4. The Impact: Because the internal handle wasn't cleared, the cipher encrypts the known plaintext using the same keystream used for the secret. XORing the two ciphertexts reveals the secret.

Even in CBC mode, this allows for 'Infinite Encryptions', enabling an attacker to perform padding oracle attacks or probe the internal state with zero overhead, bypassing the need to re-initialize connections or handshake parameters.
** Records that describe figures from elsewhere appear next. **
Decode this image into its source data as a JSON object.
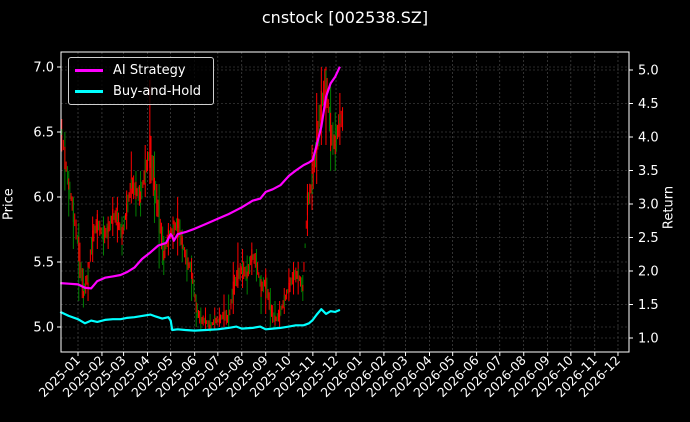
{
  "title": "cnstock [002538.SZ]",
  "legend": {
    "items": [
      {
        "label": "AI Strategy",
        "color": "#ff00ff"
      },
      {
        "label": "Buy-and-Hold",
        "color": "#00ffff"
      }
    ]
  },
  "axes": {
    "left_label": "Price",
    "right_label": "Return",
    "left_ticks": [
      "5.0",
      "5.5",
      "6.0",
      "6.5",
      "7.0"
    ],
    "right_ticks": [
      "1.0",
      "1.5",
      "2.0",
      "2.5",
      "3.0",
      "3.5",
      "4.0",
      "4.5",
      "5.0"
    ],
    "x_ticks": [
      "2025-01",
      "2025-02",
      "2025-03",
      "2025-04",
      "2025-05",
      "2025-06",
      "2025-07",
      "2025-08",
      "2025-09",
      "2025-10",
      "2025-11",
      "2025-12",
      "2026-01",
      "2026-02",
      "2026-03",
      "2026-04",
      "2026-05",
      "2026-06",
      "2026-07",
      "2026-08",
      "2026-09",
      "2026-10",
      "2026-11",
      "2026-12"
    ]
  },
  "colors": {
    "background": "#000000",
    "grid": "#555555",
    "axis": "#ffffff",
    "candle_up": "#ff0000",
    "candle_down": "#008000",
    "ai_strategy": "#ff00ff",
    "buy_and_hold": "#00ffff"
  },
  "chart_data": {
    "type": "line",
    "title": "cnstock [002538.SZ]",
    "xlabel": "",
    "ylabel": "Price",
    "y2label": "Return",
    "ylim": [
      4.82,
      7.12
    ],
    "y2lim": [
      0.8,
      5.25
    ],
    "xlim": [
      "2024-12-09",
      "2026-12-20"
    ],
    "grid": true,
    "legend_position": "upper left",
    "x_tick_labels": [
      "2025-01",
      "2025-02",
      "2025-03",
      "2025-04",
      "2025-05",
      "2025-06",
      "2025-07",
      "2025-08",
      "2025-09",
      "2025-10",
      "2025-11",
      "2025-12",
      "2026-01",
      "2026-02",
      "2026-03",
      "2026-04",
      "2026-05",
      "2026-06",
      "2026-07",
      "2026-08",
      "2026-09",
      "2026-10",
      "2026-11",
      "2026-12"
    ],
    "price_series": {
      "name": "Price (candlestick, red=up, green=down)",
      "axis": "left",
      "x": [
        "2024-12-11",
        "2024-12-15",
        "2024-12-20",
        "2024-12-26",
        "2025-01-02",
        "2025-01-08",
        "2025-01-14",
        "2025-01-20",
        "2025-01-26",
        "2025-02-03",
        "2025-02-09",
        "2025-02-15",
        "2025-02-21",
        "2025-02-27",
        "2025-03-05",
        "2025-03-11",
        "2025-03-17",
        "2025-03-23",
        "2025-03-29",
        "2025-04-04",
        "2025-04-10",
        "2025-04-16",
        "2025-04-22",
        "2025-04-28",
        "2025-05-04",
        "2025-05-10",
        "2025-05-16",
        "2025-05-22",
        "2025-05-28",
        "2025-06-03",
        "2025-06-09",
        "2025-06-15",
        "2025-06-21",
        "2025-06-27",
        "2025-07-03",
        "2025-07-09",
        "2025-07-15",
        "2025-07-21",
        "2025-07-27",
        "2025-08-02",
        "2025-08-08",
        "2025-08-14",
        "2025-08-20",
        "2025-08-26",
        "2025-09-01",
        "2025-09-07",
        "2025-09-13",
        "2025-09-19",
        "2025-09-25",
        "2025-10-01",
        "2025-10-07",
        "2025-10-13",
        "2025-10-19",
        "2025-10-25",
        "2025-10-31",
        "2025-11-06",
        "2025-11-12",
        "2025-11-18",
        "2025-11-24",
        "2025-11-30",
        "2025-12-06"
      ],
      "values": [
        6.5,
        6.3,
        6.1,
        5.9,
        5.6,
        5.25,
        5.4,
        5.7,
        5.8,
        5.7,
        5.75,
        5.85,
        5.85,
        5.7,
        5.9,
        6.1,
        6.05,
        6.0,
        6.2,
        6.35,
        6.1,
        5.85,
        5.55,
        5.7,
        5.75,
        5.8,
        5.65,
        5.5,
        5.45,
        5.15,
        5.05,
        5.05,
        5.0,
        5.05,
        5.05,
        5.1,
        5.05,
        5.3,
        5.4,
        5.45,
        5.4,
        5.55,
        5.5,
        5.3,
        5.35,
        5.15,
        5.05,
        5.1,
        5.2,
        5.3,
        5.4,
        5.4,
        5.3,
        5.95,
        6.1,
        6.4,
        6.7,
        6.9,
        6.5,
        6.4,
        6.6
      ],
      "lows": [
        6.35,
        6.05,
        5.85,
        5.6,
        5.2,
        5.15,
        5.2,
        5.5,
        5.6,
        5.55,
        5.6,
        5.7,
        5.65,
        5.55,
        5.75,
        5.95,
        5.85,
        5.85,
        6.0,
        6.1,
        5.8,
        5.45,
        5.4,
        5.55,
        5.6,
        5.55,
        5.5,
        5.35,
        5.2,
        5.0,
        4.98,
        4.98,
        4.96,
        4.98,
        5.0,
        5.0,
        5.0,
        5.1,
        5.3,
        5.3,
        5.25,
        5.4,
        5.35,
        5.1,
        5.1,
        5.0,
        5.0,
        5.0,
        5.1,
        5.2,
        5.25,
        5.25,
        5.2,
        5.7,
        5.9,
        6.1,
        6.4,
        6.4,
        6.2,
        6.2,
        6.4
      ],
      "highs": [
        6.6,
        6.5,
        6.2,
        6.0,
        5.8,
        5.45,
        5.5,
        5.85,
        5.9,
        5.85,
        5.85,
        6.0,
        6.0,
        5.85,
        6.05,
        6.35,
        6.2,
        6.2,
        6.4,
        6.9,
        6.35,
        6.1,
        5.7,
        5.8,
        5.85,
        6.0,
        5.75,
        5.6,
        5.55,
        5.25,
        5.15,
        5.15,
        5.1,
        5.15,
        5.15,
        5.25,
        5.25,
        5.5,
        5.65,
        5.6,
        5.55,
        5.65,
        5.6,
        5.4,
        5.45,
        5.3,
        5.2,
        5.2,
        5.3,
        5.45,
        5.5,
        5.5,
        5.4,
        6.1,
        6.4,
        6.8,
        7.0,
        7.0,
        6.85,
        6.65,
        6.8
      ]
    },
    "series": [
      {
        "name": "AI Strategy",
        "axis": "right",
        "color": "#ff00ff",
        "x": [
          "2024-12-09",
          "2024-12-20",
          "2025-01-01",
          "2025-01-10",
          "2025-01-18",
          "2025-01-26",
          "2025-02-05",
          "2025-02-15",
          "2025-02-25",
          "2025-03-05",
          "2025-03-15",
          "2025-03-25",
          "2025-04-05",
          "2025-04-15",
          "2025-04-25",
          "2025-05-01",
          "2025-05-03",
          "2025-05-05",
          "2025-05-10",
          "2025-05-20",
          "2025-06-01",
          "2025-06-15",
          "2025-07-01",
          "2025-07-15",
          "2025-08-01",
          "2025-08-15",
          "2025-08-25",
          "2025-09-01",
          "2025-09-10",
          "2025-09-20",
          "2025-10-01",
          "2025-10-10",
          "2025-10-20",
          "2025-10-27",
          "2025-11-01",
          "2025-11-06",
          "2025-11-12",
          "2025-11-18",
          "2025-11-24",
          "2025-11-30",
          "2025-12-06"
        ],
        "values": [
          1.82,
          1.81,
          1.8,
          1.75,
          1.74,
          1.85,
          1.9,
          1.92,
          1.94,
          1.98,
          2.05,
          2.18,
          2.28,
          2.38,
          2.42,
          2.55,
          2.52,
          2.45,
          2.55,
          2.58,
          2.63,
          2.7,
          2.78,
          2.85,
          2.95,
          3.05,
          3.08,
          3.18,
          3.22,
          3.28,
          3.42,
          3.5,
          3.58,
          3.62,
          3.66,
          3.88,
          4.15,
          4.6,
          4.8,
          4.9,
          5.05
        ]
      },
      {
        "name": "Buy-and-Hold",
        "axis": "right",
        "color": "#00ffff",
        "x": [
          "2024-12-09",
          "2024-12-20",
          "2025-01-01",
          "2025-01-10",
          "2025-01-18",
          "2025-01-26",
          "2025-02-05",
          "2025-02-15",
          "2025-02-25",
          "2025-03-05",
          "2025-03-15",
          "2025-03-25",
          "2025-04-05",
          "2025-04-12",
          "2025-04-20",
          "2025-04-28",
          "2025-05-01",
          "2025-05-03",
          "2025-05-10",
          "2025-05-20",
          "2025-06-01",
          "2025-06-15",
          "2025-07-01",
          "2025-07-15",
          "2025-07-25",
          "2025-08-01",
          "2025-08-15",
          "2025-08-25",
          "2025-09-01",
          "2025-09-10",
          "2025-09-20",
          "2025-10-01",
          "2025-10-10",
          "2025-10-20",
          "2025-10-27",
          "2025-11-01",
          "2025-11-06",
          "2025-11-12",
          "2025-11-18",
          "2025-11-24",
          "2025-11-30",
          "2025-12-06"
        ],
        "values": [
          1.39,
          1.33,
          1.28,
          1.22,
          1.26,
          1.24,
          1.27,
          1.28,
          1.28,
          1.3,
          1.31,
          1.33,
          1.35,
          1.32,
          1.29,
          1.31,
          1.26,
          1.12,
          1.13,
          1.12,
          1.11,
          1.12,
          1.13,
          1.15,
          1.17,
          1.14,
          1.15,
          1.17,
          1.13,
          1.14,
          1.15,
          1.17,
          1.19,
          1.19,
          1.22,
          1.27,
          1.35,
          1.43,
          1.36,
          1.4,
          1.39,
          1.42
        ]
      }
    ]
  }
}
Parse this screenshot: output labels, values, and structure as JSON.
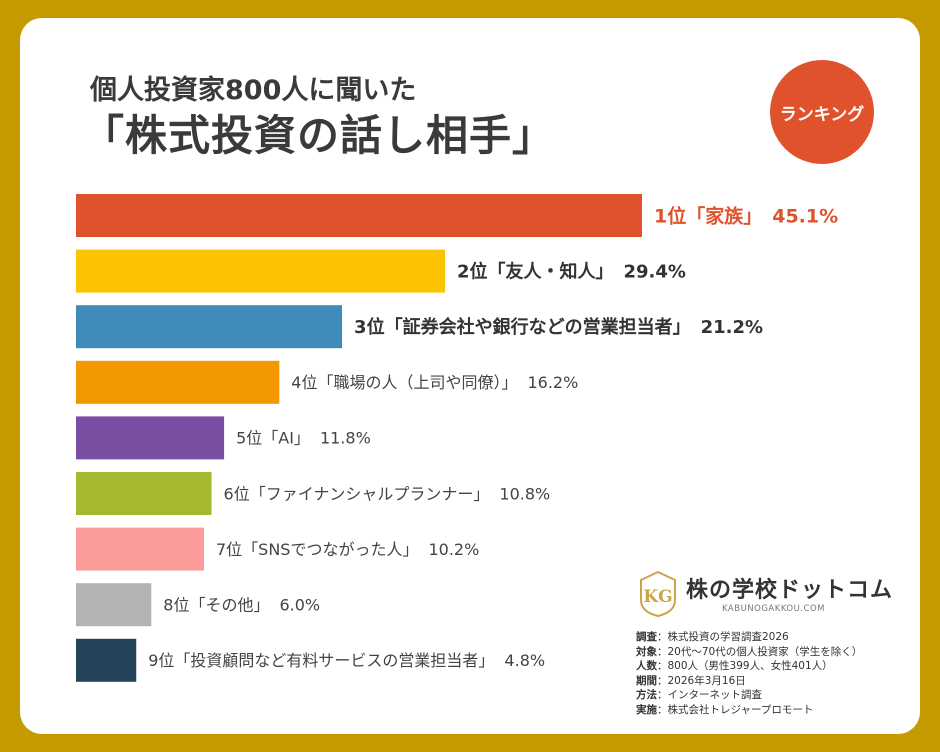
{
  "header": {
    "subtitle": "個人投資家800人に聞いた",
    "title": "「株式投資の話し相手」",
    "badge": "ランキング"
  },
  "chart_data": {
    "type": "bar",
    "orientation": "horizontal",
    "categories": [
      "1位「家族」",
      "2位「友人・知人」",
      "3位「証券会社や銀行などの営業担当者」",
      "4位「職場の人（上司や同僚）」",
      "5位「AI」",
      "6位「ファイナンシャルプランナー」",
      "7位「SNSでつながった人」",
      "8位「その他」",
      "9位「投資顧問など有料サービスの営業担当者」"
    ],
    "values": [
      45.1,
      29.4,
      21.2,
      16.2,
      11.8,
      10.8,
      10.2,
      6.0,
      4.8
    ],
    "value_labels": [
      "45.1%",
      "29.4%",
      "21.2%",
      "16.2%",
      "11.8%",
      "10.8%",
      "10.2%",
      "6.0%",
      "4.8%"
    ],
    "colors": [
      "#e0522c",
      "#fcc400",
      "#3f8cba",
      "#f39800",
      "#7a4ea3",
      "#a6b82f",
      "#f99c9a",
      "#b3b3b3",
      "#244459"
    ],
    "label_colors": [
      "#e0522c",
      "#333333",
      "#333333",
      "#444444",
      "#444444",
      "#444444",
      "#444444",
      "#444444",
      "#444444"
    ],
    "title": "「株式投資の話し相手」",
    "xlim": [
      0,
      45.1
    ],
    "grid": false,
    "legend": "none"
  },
  "logo": {
    "name": "株の学校ドットコム",
    "url": "KABUNOGAKKOU.COM",
    "mark": "KG"
  },
  "survey_notes": [
    {
      "key": "調査",
      "value": "株式投資の学習調査2026"
    },
    {
      "key": "対象",
      "value": "20代〜70代の個人投資家（学生を除く）"
    },
    {
      "key": "人数",
      "value": "800人（男性399人、女性401人）"
    },
    {
      "key": "期間",
      "value": "2026年3月16日"
    },
    {
      "key": "方法",
      "value": "インターネット調査"
    },
    {
      "key": "実施",
      "value": "株式会社トレジャープロモート"
    }
  ]
}
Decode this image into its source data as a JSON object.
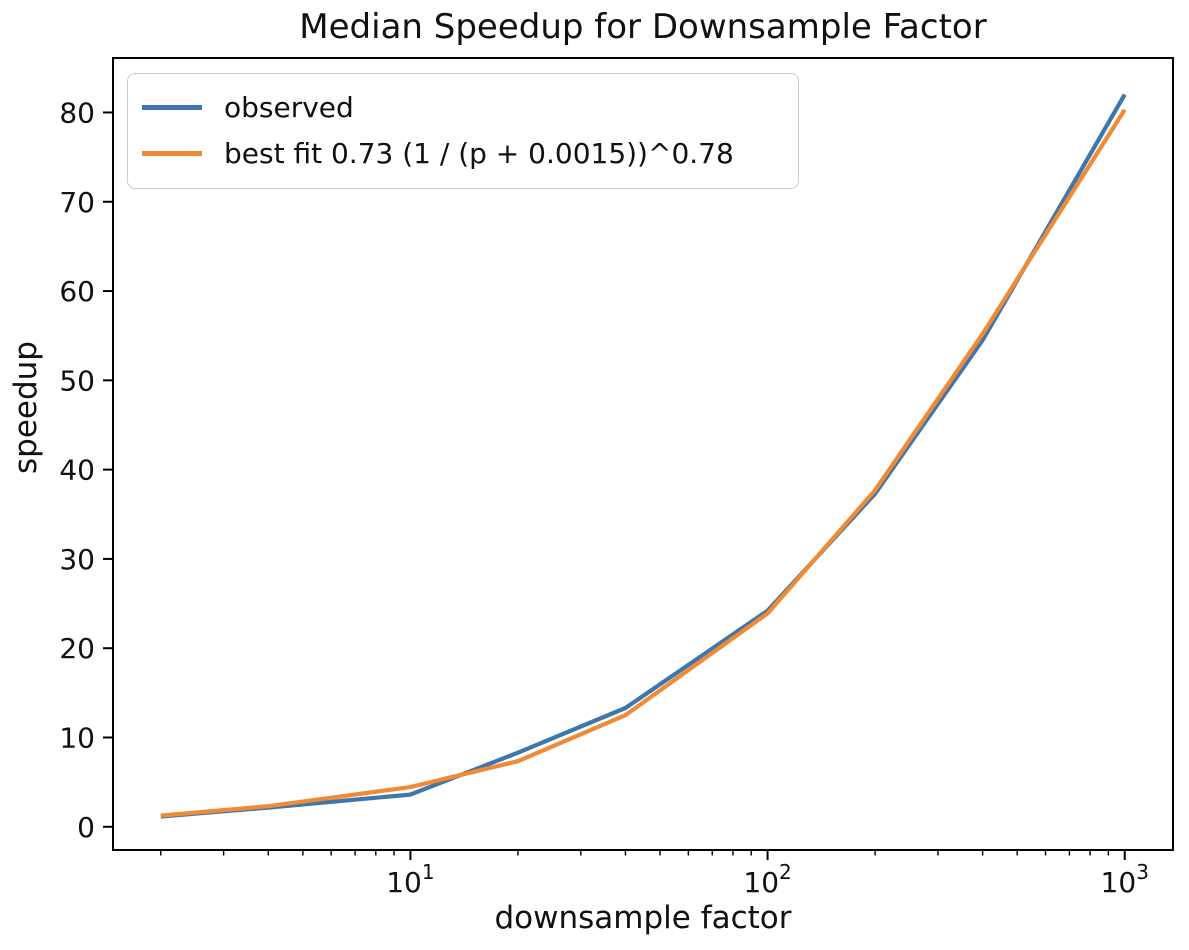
{
  "chart_data": {
    "type": "line",
    "title": "Median Speedup for Downsample Factor",
    "xlabel": "downsample factor",
    "ylabel": "speedup",
    "x_scale": "log",
    "grid": false,
    "legend_position": "upper left",
    "x": [
      2,
      4,
      10,
      20,
      40,
      100,
      200,
      400,
      1000
    ],
    "series": [
      {
        "name": "observed",
        "color": "#3e76ad",
        "values": [
          1.15,
          2.15,
          3.6,
          8.3,
          13.3,
          24.2,
          37.3,
          54.5,
          82.0
        ]
      },
      {
        "name": "best fit 0.73 (1 / (p + 0.0015))^0.78",
        "color": "#f08a34",
        "values": [
          1.25,
          2.3,
          4.45,
          7.35,
          12.5,
          23.9,
          37.7,
          55.2,
          80.3
        ]
      }
    ],
    "xlim": [
      1.47,
      1365
    ],
    "ylim": [
      -2.6,
      86.1
    ],
    "x_major_ticks": [
      10,
      100,
      1000
    ],
    "x_tick_labels": [
      {
        "base": "10",
        "sup": "1"
      },
      {
        "base": "10",
        "sup": "2"
      },
      {
        "base": "10",
        "sup": "3"
      }
    ],
    "y_ticks": [
      0,
      10,
      20,
      30,
      40,
      50,
      60,
      70,
      80
    ],
    "y_tick_labels": [
      "0",
      "10",
      "20",
      "30",
      "40",
      "50",
      "60",
      "70",
      "80"
    ]
  }
}
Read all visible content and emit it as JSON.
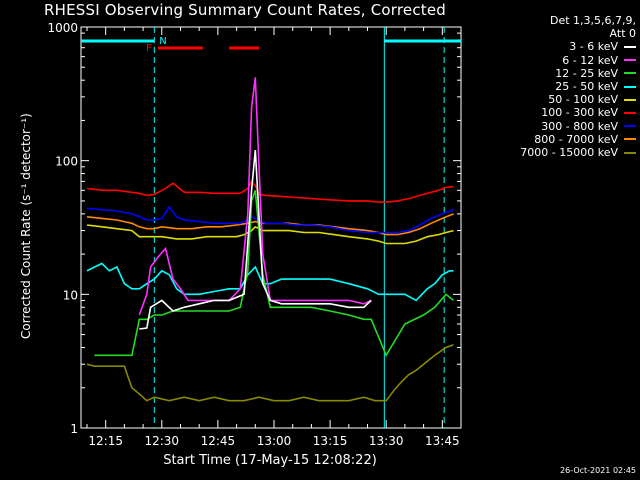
{
  "chart_data": {
    "type": "line",
    "title": "RHESSI Observing Summary Count Rates, Corrected",
    "xlabel": "Start Time (17-May-15 12:08:22)",
    "ylabel": "Corrected Count Rate (s⁻¹ detector⁻¹)",
    "x_unit": "minutes after 12:00 UT",
    "xlim": [
      8.4,
      110
    ],
    "ylim": [
      1,
      1000
    ],
    "y_scale": "log",
    "x_ticks": [
      "12:15",
      "12:30",
      "12:45",
      "13:00",
      "13:15",
      "13:30",
      "13:45"
    ],
    "x_tick_minutes": [
      15,
      30,
      45,
      60,
      75,
      90,
      105
    ],
    "y_ticks": [
      "1",
      "10",
      "100",
      "1000"
    ],
    "y_tick_values": [
      1,
      10,
      100,
      1000
    ],
    "legend_header": [
      "Det 1,3,5,6,7,9,",
      "Att 0"
    ],
    "legend_position": "outside-right",
    "series": [
      {
        "name": "3 - 6 keV",
        "color": "#ffffff",
        "x": [
          24,
          26,
          27,
          30,
          33,
          36,
          40,
          44,
          48,
          52,
          54,
          55,
          57,
          59,
          62,
          66,
          70,
          75,
          80,
          84,
          86
        ],
        "y": [
          5.5,
          5.6,
          8,
          9,
          7.5,
          8,
          8.5,
          9,
          9,
          10,
          60,
          120,
          12,
          9,
          8.5,
          8.5,
          8.5,
          8.5,
          8,
          8,
          9
        ]
      },
      {
        "name": "6 - 12 keV",
        "color": "#ff30ff",
        "x": [
          24,
          26,
          27,
          29,
          31,
          33,
          35,
          37,
          40,
          44,
          48,
          51,
          53,
          54,
          55,
          56,
          57,
          59,
          62,
          66,
          70,
          75,
          80,
          84,
          86
        ],
        "y": [
          7,
          10,
          16,
          19,
          22,
          13,
          11,
          9,
          9,
          9,
          9,
          11,
          40,
          250,
          420,
          90,
          20,
          9,
          9,
          9,
          9,
          9,
          9,
          8.5,
          9
        ]
      },
      {
        "name": "12 - 25 keV",
        "color": "#22dd22",
        "x": [
          12,
          14,
          16,
          18,
          20,
          22,
          24,
          26,
          28,
          30,
          33,
          36,
          40,
          44,
          48,
          51,
          53,
          54,
          55,
          57,
          59,
          62,
          66,
          70,
          75,
          80,
          84,
          86,
          90,
          95,
          100,
          103,
          106,
          108
        ],
        "y": [
          3.5,
          3.5,
          3.5,
          3.5,
          3.5,
          3.5,
          6.5,
          6.5,
          7,
          7,
          7.5,
          7.5,
          7.5,
          7.5,
          7.5,
          8,
          15,
          50,
          60,
          14,
          8,
          8,
          8,
          8,
          7.5,
          7,
          6.5,
          6.5,
          3.5,
          6,
          7,
          8,
          10,
          9
        ]
      },
      {
        "name": "25 - 50 keV",
        "color": "#00ffff",
        "x": [
          10,
          12,
          14,
          16,
          18,
          20,
          22,
          24,
          26,
          28,
          30,
          32,
          34,
          36,
          40,
          44,
          48,
          51,
          53,
          55,
          57,
          59,
          62,
          66,
          70,
          75,
          80,
          85,
          88,
          90,
          92,
          95,
          98,
          101,
          103,
          105,
          107,
          108
        ],
        "y": [
          15,
          16,
          17,
          15,
          16,
          12,
          11,
          11,
          12,
          13,
          15,
          14,
          11,
          10,
          10,
          10.5,
          11,
          11,
          14,
          16,
          12,
          12,
          13,
          13,
          13,
          13,
          12,
          11,
          10,
          10,
          10,
          10,
          9,
          11,
          12,
          14,
          15,
          15
        ]
      },
      {
        "name": "50 - 100 keV",
        "color": "#dddd00",
        "x": [
          10,
          14,
          18,
          22,
          24,
          26,
          28,
          30,
          34,
          38,
          42,
          46,
          50,
          52,
          54,
          55,
          57,
          60,
          64,
          68,
          72,
          76,
          80,
          85,
          88,
          90,
          92,
          95,
          98,
          101,
          104,
          106,
          108
        ],
        "y": [
          33,
          32,
          31,
          30,
          27,
          27,
          27,
          27,
          26,
          26,
          27,
          27,
          27,
          28,
          30,
          32,
          30,
          30,
          30,
          29,
          29,
          28,
          27,
          26,
          25,
          24,
          24,
          24,
          25,
          27,
          28,
          29,
          30
        ]
      },
      {
        "name": "100 - 300 keV",
        "color": "#ff0000",
        "x": [
          10,
          14,
          18,
          22,
          24,
          26,
          28,
          31,
          33,
          36,
          40,
          44,
          48,
          51,
          53,
          54,
          55,
          56,
          58,
          62,
          66,
          70,
          75,
          80,
          85,
          88,
          90,
          93,
          96,
          99,
          102,
          104,
          106,
          108
        ],
        "y": [
          62,
          60,
          60,
          58,
          57,
          55,
          56,
          62,
          68,
          58,
          58,
          57,
          57,
          57,
          62,
          70,
          65,
          56,
          55,
          54,
          53,
          52,
          51,
          50,
          50,
          49,
          49,
          50,
          52,
          55,
          58,
          60,
          63,
          64
        ]
      },
      {
        "name": "300 - 800 keV",
        "color": "#0000ff",
        "x": [
          10,
          14,
          18,
          22,
          24,
          26,
          28,
          30,
          32,
          34,
          36,
          40,
          44,
          48,
          51,
          53,
          54,
          55,
          56,
          58,
          62,
          66,
          70,
          75,
          80,
          85,
          88,
          90,
          93,
          96,
          99,
          102,
          105,
          108
        ],
        "y": [
          44,
          43,
          42,
          40,
          38,
          36,
          36,
          37,
          45,
          38,
          36,
          35,
          34,
          34,
          34,
          36,
          38,
          37,
          35,
          34,
          34,
          33,
          33,
          32,
          30,
          29,
          29,
          29,
          29,
          30,
          33,
          37,
          40,
          43
        ]
      },
      {
        "name": "800 - 7000 keV",
        "color": "#ff8800",
        "x": [
          10,
          14,
          18,
          22,
          24,
          26,
          28,
          30,
          34,
          38,
          42,
          46,
          50,
          53,
          55,
          57,
          60,
          64,
          68,
          72,
          76,
          80,
          85,
          88,
          90,
          93,
          96,
          99,
          102,
          105,
          108
        ],
        "y": [
          38,
          37,
          36,
          34,
          32,
          31,
          31,
          32,
          31,
          31,
          32,
          32,
          33,
          34,
          35,
          34,
          34,
          34,
          33,
          33,
          32,
          31,
          30,
          29,
          28,
          28,
          29,
          31,
          34,
          37,
          40
        ]
      },
      {
        "name": "7000 - 15000 keV",
        "color": "#888800",
        "x": [
          10,
          12,
          14,
          16,
          18,
          20,
          21,
          22,
          24,
          26,
          28,
          32,
          36,
          40,
          44,
          48,
          52,
          56,
          60,
          64,
          68,
          72,
          76,
          80,
          84,
          87,
          90,
          92,
          94,
          96,
          98,
          100,
          103,
          106,
          108
        ],
        "y": [
          3,
          2.9,
          2.9,
          2.9,
          2.9,
          2.9,
          2.4,
          2,
          1.8,
          1.6,
          1.7,
          1.6,
          1.7,
          1.6,
          1.7,
          1.6,
          1.6,
          1.7,
          1.6,
          1.6,
          1.7,
          1.6,
          1.6,
          1.6,
          1.7,
          1.6,
          1.6,
          1.9,
          2.2,
          2.5,
          2.7,
          3,
          3.5,
          4,
          4.2
        ]
      }
    ],
    "flags": {
      "SAA": {
        "color": "#00ffff",
        "intervals": [
          [
            8.4,
            28
          ],
          [
            89.5,
            110
          ]
        ]
      },
      "F": {
        "label": "F",
        "color": "#ff0000",
        "intervals": [
          [
            29,
            41
          ],
          [
            48,
            56
          ]
        ]
      },
      "N": {
        "label": "N",
        "color": "#00ffff"
      }
    },
    "vertical_markers": [
      {
        "minute": 28,
        "style": "dashed",
        "color": "#00ffff"
      },
      {
        "minute": 89.5,
        "style": "solid",
        "color": "#00ffff"
      },
      {
        "minute": 105.5,
        "style": "dashed",
        "color": "#00ffff"
      }
    ]
  },
  "timestamp": "26-Oct-2021 02:45"
}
The remediation logic introduced in Deno v2.6.0 is straightforward but vital: when a cipher is done, it must die completely. The patch explicitly nullifies [Symbol(kHandle)] and clears the _readableState and _writableState buffers.

If you are running Deno in production, check your version immediately:

deno --version

If the output is anything less than 2.6.0, you are vulnerable. Upgrading is the only viable path. While you could theoretically monkey-patch the Cipher.prototype.final method to manually delete the handle, that is a band-aid on a bullet wound. Trust the vendor patch that fixes the Rust-side resource table management.